BROOKLYN, NY — Frank James, the suspect who was taken into custody for Tuesday’s Brooklyn subway attack, was charged with a federal terrorism offense.
James, 62, was arrested in the East Village Wednesday, a day after he allegedly injured 29 people on a crowded subway car in Brooklyn, The New York Times reported.
According to the Associated Press, James set off smoke grenades before firing 33 times into an N train subway car with a 9mm handgun a little before 8:30 a.m. Tuesday. Though all victims survived, five are presently in critical condition, the AP reported.

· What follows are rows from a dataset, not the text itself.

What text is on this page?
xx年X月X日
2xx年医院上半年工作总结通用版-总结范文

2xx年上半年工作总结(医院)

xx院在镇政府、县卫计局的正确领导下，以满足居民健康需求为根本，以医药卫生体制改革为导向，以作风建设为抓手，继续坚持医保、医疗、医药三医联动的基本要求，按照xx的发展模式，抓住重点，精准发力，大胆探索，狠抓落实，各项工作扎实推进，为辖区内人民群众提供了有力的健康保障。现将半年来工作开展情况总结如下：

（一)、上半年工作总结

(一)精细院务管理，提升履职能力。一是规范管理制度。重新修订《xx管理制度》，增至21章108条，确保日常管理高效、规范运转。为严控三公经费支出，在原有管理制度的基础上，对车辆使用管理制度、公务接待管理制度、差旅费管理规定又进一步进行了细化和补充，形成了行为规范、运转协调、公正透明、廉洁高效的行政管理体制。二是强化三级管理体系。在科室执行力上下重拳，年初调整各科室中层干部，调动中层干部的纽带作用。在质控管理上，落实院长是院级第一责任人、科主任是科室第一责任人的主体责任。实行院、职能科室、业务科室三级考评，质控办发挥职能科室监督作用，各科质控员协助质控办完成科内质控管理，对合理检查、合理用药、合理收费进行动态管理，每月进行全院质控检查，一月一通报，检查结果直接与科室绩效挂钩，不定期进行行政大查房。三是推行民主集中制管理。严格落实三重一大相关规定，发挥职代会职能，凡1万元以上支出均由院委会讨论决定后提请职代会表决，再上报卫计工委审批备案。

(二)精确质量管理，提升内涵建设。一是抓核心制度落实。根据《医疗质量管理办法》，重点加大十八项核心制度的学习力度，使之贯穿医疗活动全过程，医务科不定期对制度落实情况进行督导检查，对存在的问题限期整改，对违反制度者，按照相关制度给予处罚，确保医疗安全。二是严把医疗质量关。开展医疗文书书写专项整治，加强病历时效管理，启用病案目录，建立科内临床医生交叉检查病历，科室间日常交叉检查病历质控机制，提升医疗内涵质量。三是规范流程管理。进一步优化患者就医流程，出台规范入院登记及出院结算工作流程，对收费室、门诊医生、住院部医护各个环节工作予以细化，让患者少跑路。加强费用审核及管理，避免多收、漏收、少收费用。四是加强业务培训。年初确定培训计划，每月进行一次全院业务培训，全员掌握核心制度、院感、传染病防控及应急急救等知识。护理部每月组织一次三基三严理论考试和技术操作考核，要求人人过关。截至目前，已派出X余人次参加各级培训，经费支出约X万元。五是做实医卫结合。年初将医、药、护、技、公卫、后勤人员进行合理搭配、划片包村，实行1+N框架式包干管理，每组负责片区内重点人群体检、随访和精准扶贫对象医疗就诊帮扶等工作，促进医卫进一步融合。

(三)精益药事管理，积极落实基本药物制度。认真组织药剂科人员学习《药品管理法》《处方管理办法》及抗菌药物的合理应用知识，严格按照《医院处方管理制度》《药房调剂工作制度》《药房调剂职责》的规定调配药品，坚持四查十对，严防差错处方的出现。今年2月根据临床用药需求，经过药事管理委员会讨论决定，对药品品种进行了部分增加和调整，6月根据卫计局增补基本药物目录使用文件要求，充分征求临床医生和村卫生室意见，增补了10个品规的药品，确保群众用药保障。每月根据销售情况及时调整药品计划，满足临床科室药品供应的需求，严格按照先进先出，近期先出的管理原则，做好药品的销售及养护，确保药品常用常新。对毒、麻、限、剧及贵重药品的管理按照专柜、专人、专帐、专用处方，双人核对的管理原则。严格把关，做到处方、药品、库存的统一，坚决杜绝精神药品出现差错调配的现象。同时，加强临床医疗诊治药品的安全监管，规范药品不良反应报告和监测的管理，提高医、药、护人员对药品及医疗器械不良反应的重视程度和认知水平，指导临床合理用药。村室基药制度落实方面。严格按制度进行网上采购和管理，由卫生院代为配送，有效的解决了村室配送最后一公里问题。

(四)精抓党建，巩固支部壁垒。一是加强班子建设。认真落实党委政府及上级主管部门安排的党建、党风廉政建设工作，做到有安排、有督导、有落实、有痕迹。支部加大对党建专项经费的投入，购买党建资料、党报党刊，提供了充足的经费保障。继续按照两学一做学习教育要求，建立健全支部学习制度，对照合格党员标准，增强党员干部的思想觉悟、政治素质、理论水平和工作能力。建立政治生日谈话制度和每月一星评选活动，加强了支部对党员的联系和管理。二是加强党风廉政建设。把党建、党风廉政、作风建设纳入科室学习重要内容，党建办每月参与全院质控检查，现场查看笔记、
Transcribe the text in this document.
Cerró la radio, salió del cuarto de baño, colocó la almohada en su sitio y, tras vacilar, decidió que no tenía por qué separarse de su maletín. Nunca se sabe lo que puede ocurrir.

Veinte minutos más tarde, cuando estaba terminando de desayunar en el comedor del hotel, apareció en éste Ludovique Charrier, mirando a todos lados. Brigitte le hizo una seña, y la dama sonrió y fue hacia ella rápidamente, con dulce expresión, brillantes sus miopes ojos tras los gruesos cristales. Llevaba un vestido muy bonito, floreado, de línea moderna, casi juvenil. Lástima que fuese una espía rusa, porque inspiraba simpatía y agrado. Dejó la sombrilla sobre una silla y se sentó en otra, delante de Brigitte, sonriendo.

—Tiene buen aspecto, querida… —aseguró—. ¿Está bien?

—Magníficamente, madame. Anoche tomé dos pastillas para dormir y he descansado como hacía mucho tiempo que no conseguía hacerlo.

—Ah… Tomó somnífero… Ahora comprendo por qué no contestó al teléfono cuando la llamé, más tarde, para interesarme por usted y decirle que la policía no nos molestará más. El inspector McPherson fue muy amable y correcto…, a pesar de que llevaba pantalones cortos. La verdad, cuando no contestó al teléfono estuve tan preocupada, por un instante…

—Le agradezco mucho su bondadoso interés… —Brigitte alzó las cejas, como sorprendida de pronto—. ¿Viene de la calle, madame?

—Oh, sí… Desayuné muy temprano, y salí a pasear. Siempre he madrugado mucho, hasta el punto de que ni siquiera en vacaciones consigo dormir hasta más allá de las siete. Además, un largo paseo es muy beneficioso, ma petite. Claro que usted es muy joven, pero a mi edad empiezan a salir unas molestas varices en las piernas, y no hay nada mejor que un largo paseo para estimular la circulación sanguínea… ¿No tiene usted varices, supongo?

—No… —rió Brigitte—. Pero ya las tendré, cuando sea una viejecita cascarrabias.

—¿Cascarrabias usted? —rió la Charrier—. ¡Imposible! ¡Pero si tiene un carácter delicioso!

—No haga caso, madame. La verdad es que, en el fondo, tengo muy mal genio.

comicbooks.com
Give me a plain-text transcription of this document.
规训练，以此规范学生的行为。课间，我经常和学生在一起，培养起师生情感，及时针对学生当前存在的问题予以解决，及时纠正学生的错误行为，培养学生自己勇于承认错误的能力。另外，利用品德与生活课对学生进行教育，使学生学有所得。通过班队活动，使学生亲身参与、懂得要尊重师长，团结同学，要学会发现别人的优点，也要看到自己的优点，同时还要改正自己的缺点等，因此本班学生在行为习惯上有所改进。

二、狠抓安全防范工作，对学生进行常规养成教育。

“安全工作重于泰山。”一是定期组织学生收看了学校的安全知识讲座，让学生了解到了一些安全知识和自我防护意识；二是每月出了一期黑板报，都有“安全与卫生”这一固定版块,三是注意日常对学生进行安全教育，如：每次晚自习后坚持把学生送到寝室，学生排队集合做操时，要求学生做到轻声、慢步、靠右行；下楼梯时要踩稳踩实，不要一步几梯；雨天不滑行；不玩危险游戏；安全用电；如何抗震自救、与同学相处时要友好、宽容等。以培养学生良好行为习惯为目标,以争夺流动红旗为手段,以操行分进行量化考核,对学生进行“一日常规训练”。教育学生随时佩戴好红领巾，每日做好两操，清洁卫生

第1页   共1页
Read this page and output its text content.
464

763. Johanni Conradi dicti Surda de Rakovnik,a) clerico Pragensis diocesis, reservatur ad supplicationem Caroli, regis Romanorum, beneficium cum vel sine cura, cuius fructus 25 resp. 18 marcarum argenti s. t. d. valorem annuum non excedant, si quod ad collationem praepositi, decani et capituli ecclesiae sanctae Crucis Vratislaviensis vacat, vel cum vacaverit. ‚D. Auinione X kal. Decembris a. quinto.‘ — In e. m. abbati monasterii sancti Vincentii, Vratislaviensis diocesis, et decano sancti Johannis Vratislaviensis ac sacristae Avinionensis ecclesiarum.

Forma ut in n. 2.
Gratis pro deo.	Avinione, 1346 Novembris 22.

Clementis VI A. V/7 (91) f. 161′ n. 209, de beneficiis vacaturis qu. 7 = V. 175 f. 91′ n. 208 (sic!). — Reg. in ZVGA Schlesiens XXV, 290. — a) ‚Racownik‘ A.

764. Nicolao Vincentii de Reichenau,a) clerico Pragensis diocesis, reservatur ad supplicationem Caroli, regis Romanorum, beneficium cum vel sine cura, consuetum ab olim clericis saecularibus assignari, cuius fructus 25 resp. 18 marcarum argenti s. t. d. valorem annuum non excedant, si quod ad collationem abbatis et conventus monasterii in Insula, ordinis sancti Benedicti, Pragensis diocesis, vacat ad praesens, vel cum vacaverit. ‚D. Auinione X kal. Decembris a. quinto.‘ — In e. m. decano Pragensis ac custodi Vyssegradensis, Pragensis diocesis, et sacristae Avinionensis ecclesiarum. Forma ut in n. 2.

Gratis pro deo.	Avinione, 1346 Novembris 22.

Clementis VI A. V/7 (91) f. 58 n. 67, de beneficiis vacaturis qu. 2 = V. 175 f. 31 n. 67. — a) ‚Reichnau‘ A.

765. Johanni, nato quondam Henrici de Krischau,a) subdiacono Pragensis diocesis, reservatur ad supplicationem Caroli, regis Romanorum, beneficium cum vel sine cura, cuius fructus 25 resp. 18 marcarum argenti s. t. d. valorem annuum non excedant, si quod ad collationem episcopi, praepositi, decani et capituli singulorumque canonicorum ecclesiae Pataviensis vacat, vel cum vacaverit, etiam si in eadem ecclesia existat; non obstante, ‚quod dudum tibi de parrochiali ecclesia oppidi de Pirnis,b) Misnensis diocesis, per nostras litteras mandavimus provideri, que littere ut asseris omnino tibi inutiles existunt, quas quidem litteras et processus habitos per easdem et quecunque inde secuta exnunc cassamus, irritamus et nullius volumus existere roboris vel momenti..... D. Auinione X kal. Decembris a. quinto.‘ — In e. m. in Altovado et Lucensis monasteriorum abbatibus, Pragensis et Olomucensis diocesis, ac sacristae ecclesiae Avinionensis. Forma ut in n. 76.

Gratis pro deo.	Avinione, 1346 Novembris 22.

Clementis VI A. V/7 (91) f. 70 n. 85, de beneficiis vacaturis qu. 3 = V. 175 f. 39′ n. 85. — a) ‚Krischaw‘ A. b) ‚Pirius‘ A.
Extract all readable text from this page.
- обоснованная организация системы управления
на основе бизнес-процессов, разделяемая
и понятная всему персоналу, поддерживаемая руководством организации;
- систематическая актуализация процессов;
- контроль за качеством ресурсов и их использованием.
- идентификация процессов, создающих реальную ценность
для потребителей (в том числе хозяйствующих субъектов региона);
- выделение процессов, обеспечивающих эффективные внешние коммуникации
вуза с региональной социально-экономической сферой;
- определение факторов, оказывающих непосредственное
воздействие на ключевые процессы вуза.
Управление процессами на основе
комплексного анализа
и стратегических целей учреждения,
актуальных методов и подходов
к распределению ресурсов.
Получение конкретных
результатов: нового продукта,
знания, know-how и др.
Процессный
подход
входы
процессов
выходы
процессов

James was charged with committing a terrorist act on a mass transit system, according to Breon Peace, the U.S. attorney for New York’s Eastern District.
James was also a YouTuber for years. In one video, James complained about Mayor Eric Adams’ inability to address mental health and homelessness in the city:
“Eric Adams, Eric Adams: What are you doing, brother? What’s happening with this homeless situation,” he said in reference to the subway, The New York Post reported. “Every car I went to was loaded with homeless people. It was so bad, I couldn’t even stand. I had to keep moving from car to car.”
Although officials are still trying to figure out what the motive was for the attack, there are several theories circulating about how James was apprehended after a massive manhunt that went on for more than a day.
According to the New York Times, James was apprehended after a tip came in from a McDonald’s on Sixth Street and First Avenue. Although he wasn’t at the McDonald’s, police did eventually find him nearby on the corner of St. Marks Place and First Avenue in the East Village, where he was taken into custody without incident shortly before 2 p.m. Wednesday.
Meanwhile, according to the Associated Press, investigators found James’ name when they traced a gun he left at the scene back to a pawn shop in Columbus, Ohio in 2011.
And according to The New York Post, James “called Crime Stoppers on himself Wednesday morning — then calmly went for an afternoon stroll through the East Village.”
If convicted, James could spend the rest of his life in prison.